К словам Веблена следует прислушаться по одному тому уже, что он ближе других экономистов и социологов нового времени подошел к исследованию феномена возникновения собственности как к следствию биологического разделения полов, которое наблюдается и в мире животных.
Первый человек, появившийся полтораста тысячи лет назад, ничем по своим биологическим потребностям от других животных не отличался и точно так же «присваивал» себе то, что ему не принадлежало. При этом в качестве «денег» он уже в глубокой древности стал использовать ракушки, цветные камешки, другие предметы, которые сами по себе никакой ценности не представляли, но на которые можно было обменять или, говоря современным языком, купить заинтересовавшие его реальные блага. (Древние шумеры, например, использовали в качестве денег глиняные статуэтки быков, верблюдов, баранов и т. д., «приобретая» на эти статуэтки реальных быков, верблюдов и баранов.) С ростом благосостояния и возникновения излишка продуктов, но еще до возникновения товарно-денежных отношений, широко применялась и такая форма экономического взаимодействия, как обмен, который Ницше называл справедливостью, понимая при этом под справедливостью естественное стремление человека к самосохранению себя как биологического вида. «Каждый удовлетворяет другого тем, что каждый получает то, что он больше ценит, чем другой, – писал Ницше в книге «Человеческое, слишком человеческое». – Справедливость естественно сводится к точке зрения разумного самосохранения, т. е. к следующему эгоистическому соображению: “Зачем я буду бесполезно вредить себе и при этом все же, быть может, не достигну своей цели?” – Таково происхождение справедливости».
О том, что такое понимание справедливости сродни биологическому самосохранению вида, писал и Зигмунд Фрейд, хотя и он не делал различия между цивилизацией и культурой[6] и, сверх того, примешивал к ним религию: «В чем заключается особая ценность религиозных представлений? Мы говорили о враждебности к культуре, следствии гнета этой последней, требуемого ею отказа от влечений. Если вообразить, что ее запреты сняты и что отныне всякий вправе избирать своим сексуальным объектом любую женщину, какая ему нравится, вправе убить любого, кто соперничает с ним за женщину или вообще встает на его пути, может взять у другого что угодно из его имущества, не спрашивая разрешения, – какая красота, какой вереницей удовлетворений стала бы тогда жизнь! Правда, мы сразу натыкаемся на следующее затруднение. Каждый другой имеет в точности те же желания, что и я, и будет обращаться со мной не менее любезным образом, чем я с ним. По существу, только один-единственный человек может поэтому стать безгранично счастливым за счет снятия всех культурных ограничений – тиран, диктатор, захвативший в свои руки все средства власти; и даже он имеет все основания желать, чтобы другие соблюдали по крайней мере одну культурную заповедь: не убивай».
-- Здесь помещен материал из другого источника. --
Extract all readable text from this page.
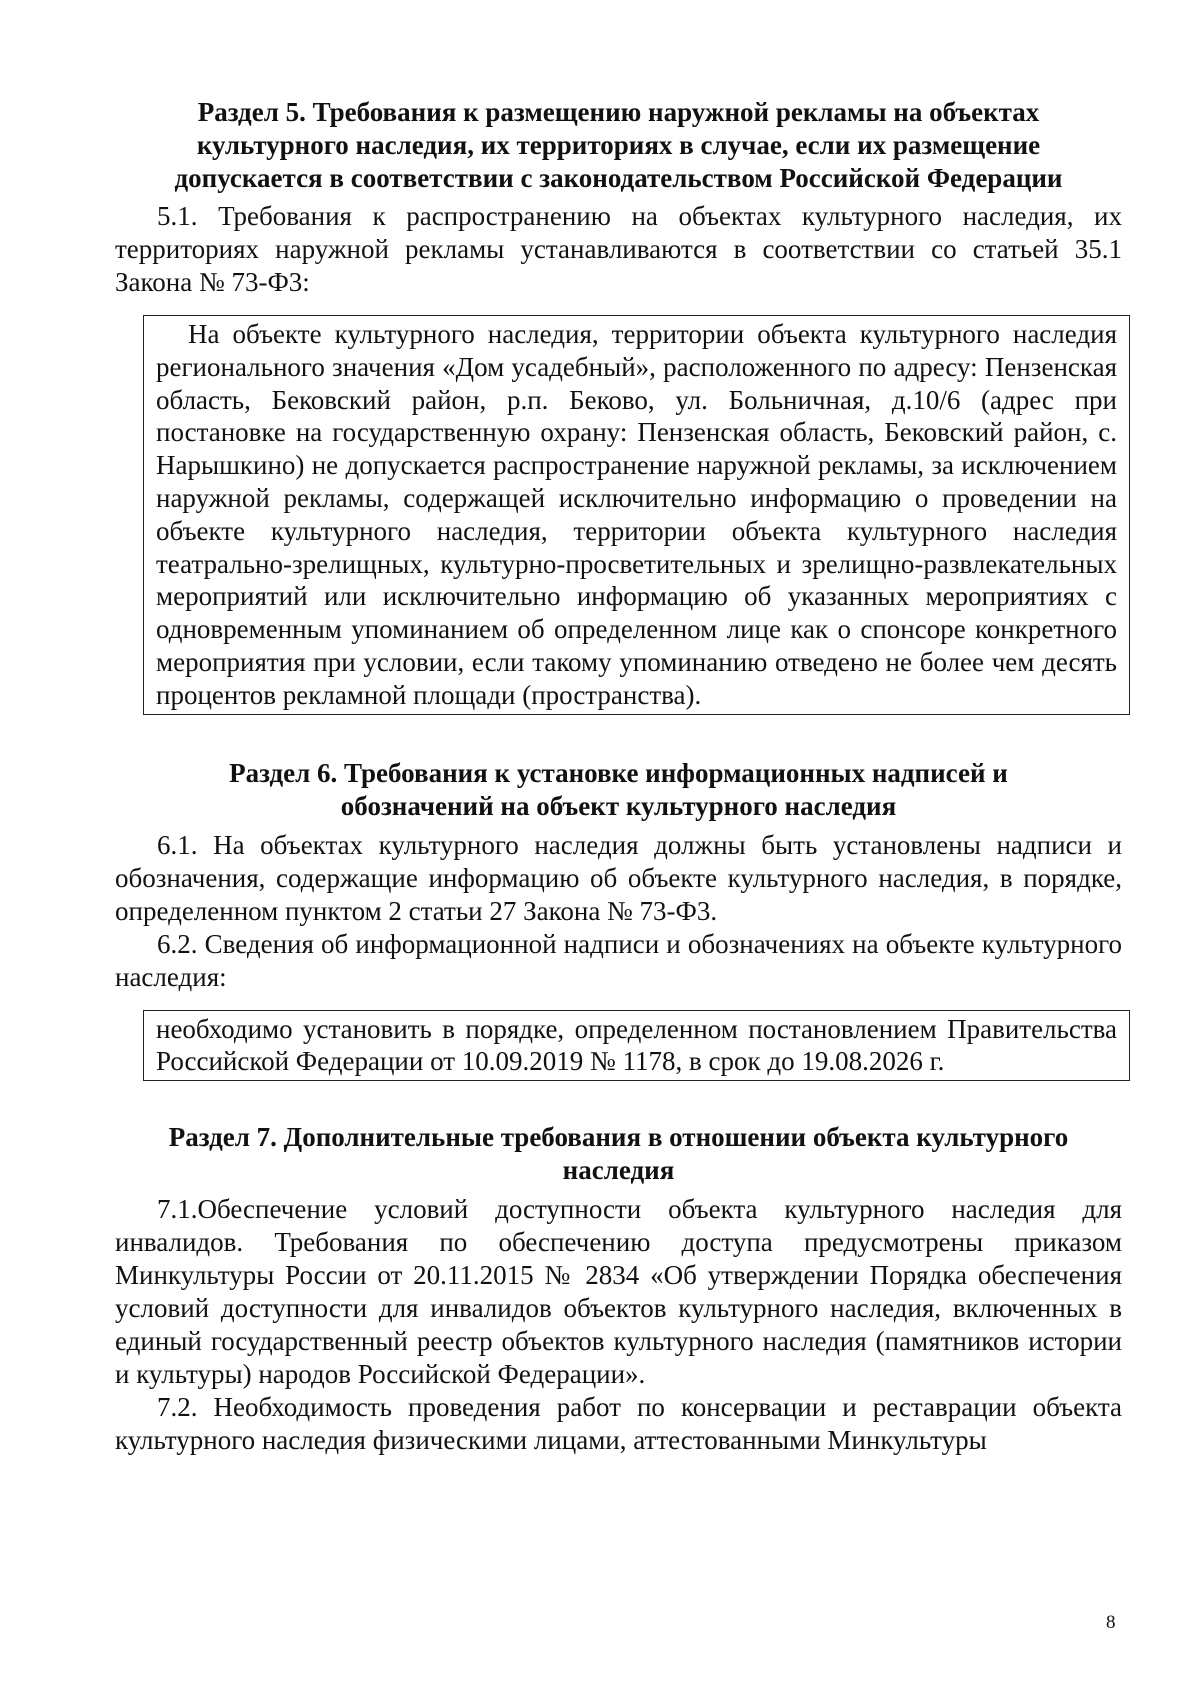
Раздел 5. Требования к размещению наружной рекламы на объектах культурного наследия, их территориях в случае, если их размещение допускается в соответствии с законодательством Российской Федерации

5.1. Требования к распространению на объектах культурного наследия, их территориях наружной рекламы устанавливаются в соответствии со статьей 35.1 Закона № 73-Ф3:

На объекте культурного наследия, территории объекта культурного наследия регионального значения «Дом усадебный», расположенного по адресу: Пензенская область, Бековский район, р.п. Беково, ул. Больничная, д.10/6 (адрес при постановке на государственную охрану: Пензенская область, Бековский район, с. Нарышкино) не допускается распространение наружной рекламы, за исключением наружной рекламы, содержащей исключительно информацию о проведении на объекте культурного наследия, территории объекта культурного наследия театрально-зрелищных, культурно-просветительных и зрелищно-развлекательных мероприятий или исключительно информацию об указанных мероприятиях с одновременным упоминанием об определенном лице как о спонсоре конкретного мероприятия при условии, если такому упоминанию отведено не более чем десять процентов рекламной площади (пространства).
Раздел 6. Требования к установке информационных надписей и обозначений на объект культурного наследия

6.1. На объектах культурного наследия должны быть установлены надписи и обозначения, содержащие информацию об объекте культурного наследия, в порядке, определенном пунктом 2 статьи 27 Закона № 73-Ф3.

6.2. Сведения об информационной надписи и обозначениях на объекте культурного наследия:

необходимо установить в порядке, определенном постановлением Правительства Российской Федерации от 10.09.2019 № 1178, в срок до 19.08.2026 г.
Раздел 7. Дополнительные требования в отношении объекта культурного наследия

7.1.Обеспечение условий доступности объекта культурного наследия для инвалидов. Требования по обеспечению доступа предусмотрены приказом Минкультуры России от 20.11.2015 № 2834 «Об утверждении Порядка обеспечения условий доступности для инвалидов объектов культурного наследия, включенных в единый государственный реестр объектов культурного наследия (памятников истории и культуры) народов Российской Федерации».

7.2. Необходимость проведения работ по консервации и реставрации объекта культурного наследия физическими лицами, аттестованными Минкультуры

8
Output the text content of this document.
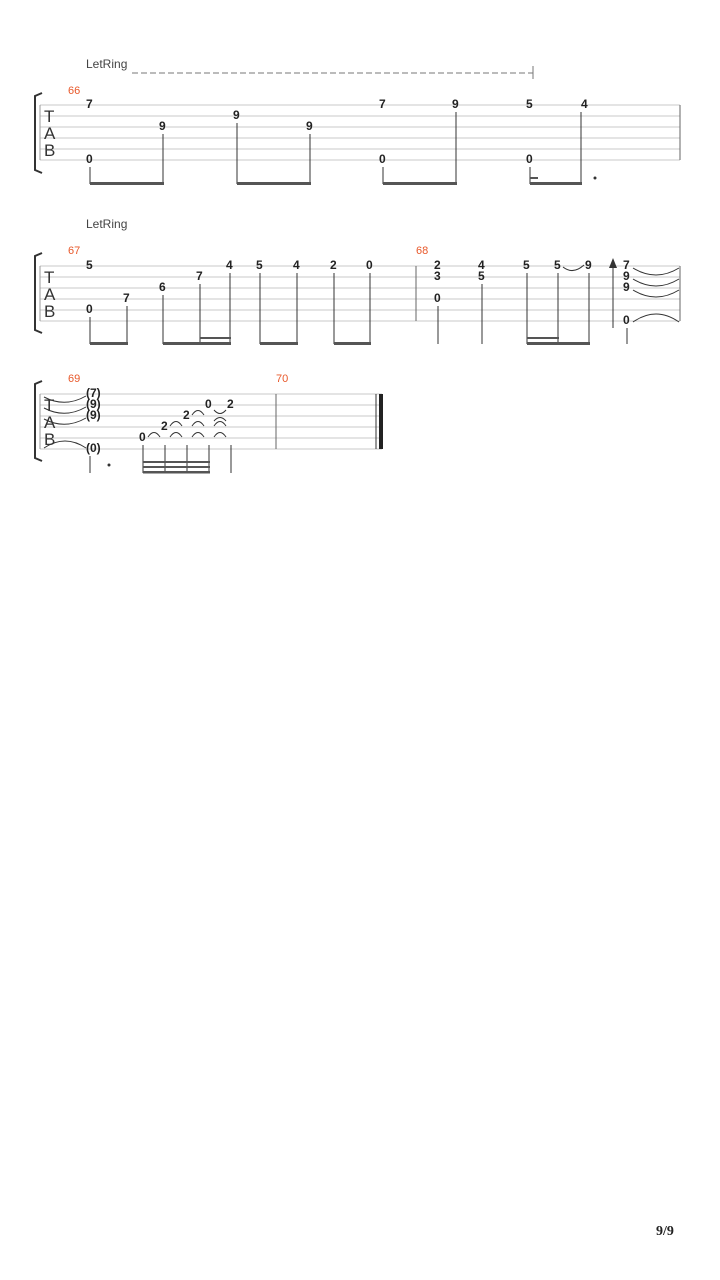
LetRing
T
A
B
66
7
0
9
9
9
7
0
9	5
0
4
LetRing
T
A
B
67	68
5
0
7
6
7
4 5	4	2 0	2
3
0
4
5
5 5 9	7
9
9
0
T
A
B
69	70
(7)
(9)
(9)
(0)
0
2
2
0 2
9/9
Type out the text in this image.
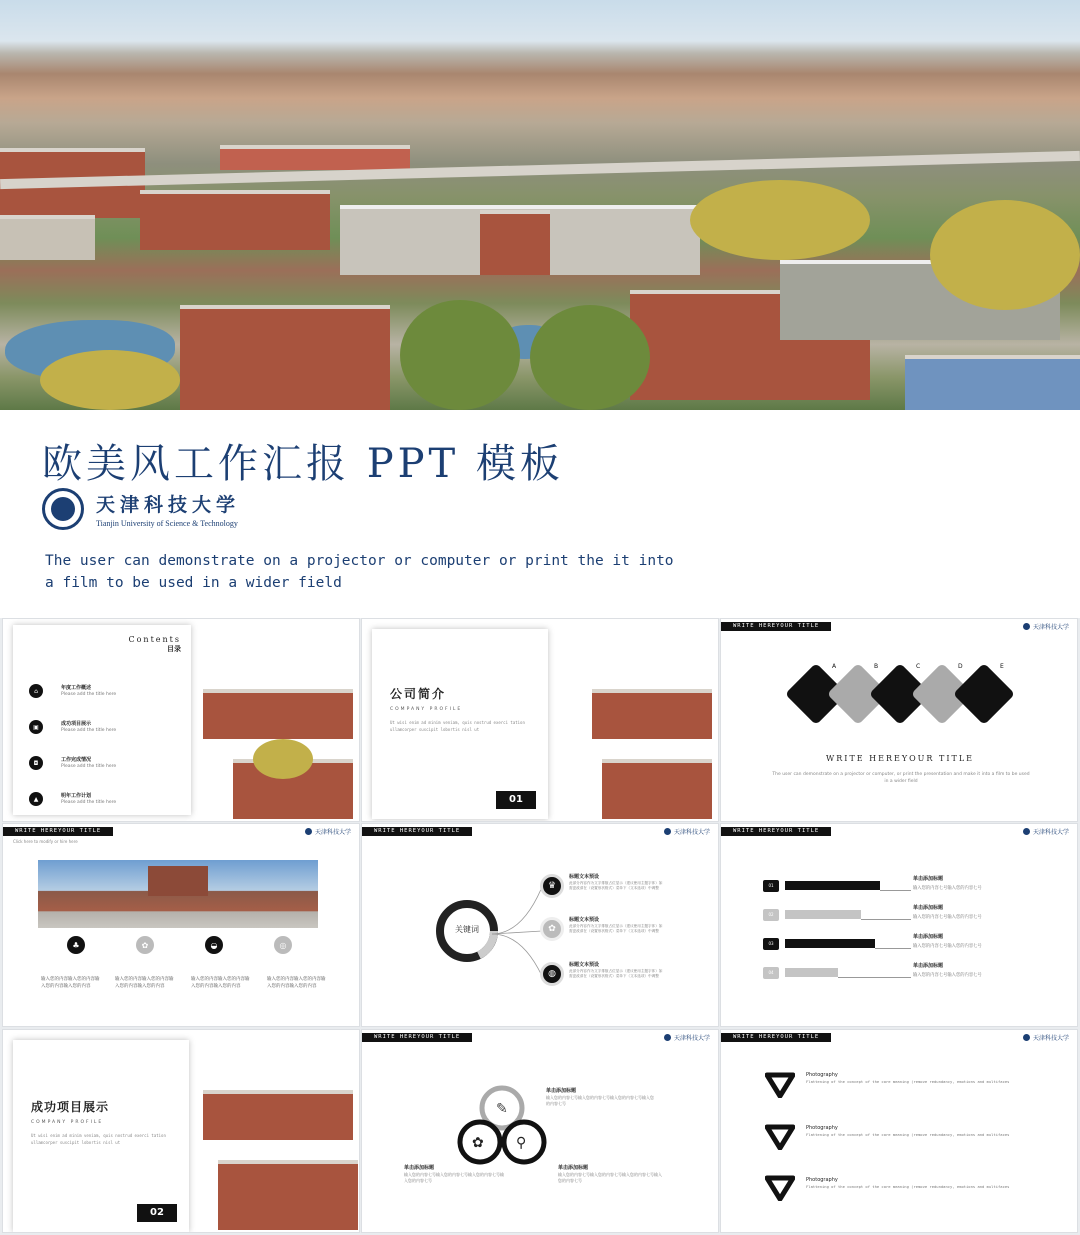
欧美风工作汇报 PPT 模板
天津科技大学
Tianjin University of Science & Technology
The user can demonstrate on a projector or computer or print the it into a film to be used in a wider field
Contents
目录
⌂	年度工作概述
Please add the title here
▣	成功项目展示
Please add the title here
◘	工作完成情况
Please add the title here
▲	明年工作计划
Please add the title here
公司简介
COMPANY PROFILE
Ut wisi enim ad minim veniam, quis nostrud exerci tation ullamcorper suscipit lobortis nisl ut
01
WRITE HEREYOUR TITLE	天津科技大学
A	B	C	D	E
WRITE HEREYOUR TITLE
The user can demonstrate on a projector or computer, or print the presentation and make it into a film to be used in a wider field
WRITE HEREYOUR TITLE	天津科技大学
Click here to modify or hire here
♣	✿	◒	◎
输入您的内容输入您的内容输入您的内容输入您的内容
输入您的内容输入您的内容输入您的内容输入您的内容
输入您的内容输入您的内容输入您的内容输入您的内容
输入您的内容输入您的内容输入您的内容输入您的内容
WRITE HEREYOUR TITLE	天津科技大学
关键词
♛
✿
◍
标题文本预设
此部分内容作为文字排版占位显示（建议使用主题字体）如需更改请在（设置形状格式）菜单下（文本选项）中调整
标题文本预设
此部分内容作为文字排版占位显示（建议使用主题字体）如需更改请在（设置形状格式）菜单下（文本选项）中调整
标题文本预设
此部分内容作为文字排版占位显示（建议使用主题字体）如需更改请在（设置形状格式）菜单下（文本选项）中调整
WRITE HEREYOUR TITLE	天津科技大学
01
单击添加标题
输入您的内容七号输入您的内容七号
02
单击添加标题
输入您的内容七号输入您的内容七号
03
单击添加标题
输入您的内容七号输入您的内容七号
04
单击添加标题
输入您的内容七号输入您的内容七号
成功项目展示
COMPANY PROFILE
Ut wisi enim ad minim veniam, quis nostrud exerci tation ullamcorper suscipit lobortis nisl ut
02
WRITE HEREYOUR TITLE	天津科技大学
✎
✿ ⚲
单击添加标题
输入您的内容七号输入您的内容七号输入您的内容七号输入您的内容七号
单击添加标题
输入您的内容七号输入您的内容七号输入您的内容七号输入您的内容七号
单击添加标题
输入您的内容七号输入您的内容七号输入您的内容七号输入您的内容七号
WRITE HEREYOUR TITLE	天津科技大学
Photography
Flattening of the concept of the core meaning (remove redundancy, emotions and multifaces
Photography
Flattening of the concept of the core meaning (remove redundancy, emotions and multifaces
Photography
Flattening of the concept of the core meaning (remove redundancy, emotions and multifaces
В принципе, и самоограничения, налагаемые на себя человеком, и использование ракушек или глиняных статуэток в качестве «платежного» средства, и обмен как мера справедливости, диктуемая эгоистическими соображениями, согласуется с теорией эволюции Дарвина, основное место в которой занимает борьба за выживание. Логично предположить, что первые люди, подобно другим животным, «присваивали» себе особи женского пола, образуя с ними на время спаривания и ухода за родившимися малышами или «брачные пары», принятые у большинства зверей и птиц, или, подобно львам, моржам и другим животным, гаремы.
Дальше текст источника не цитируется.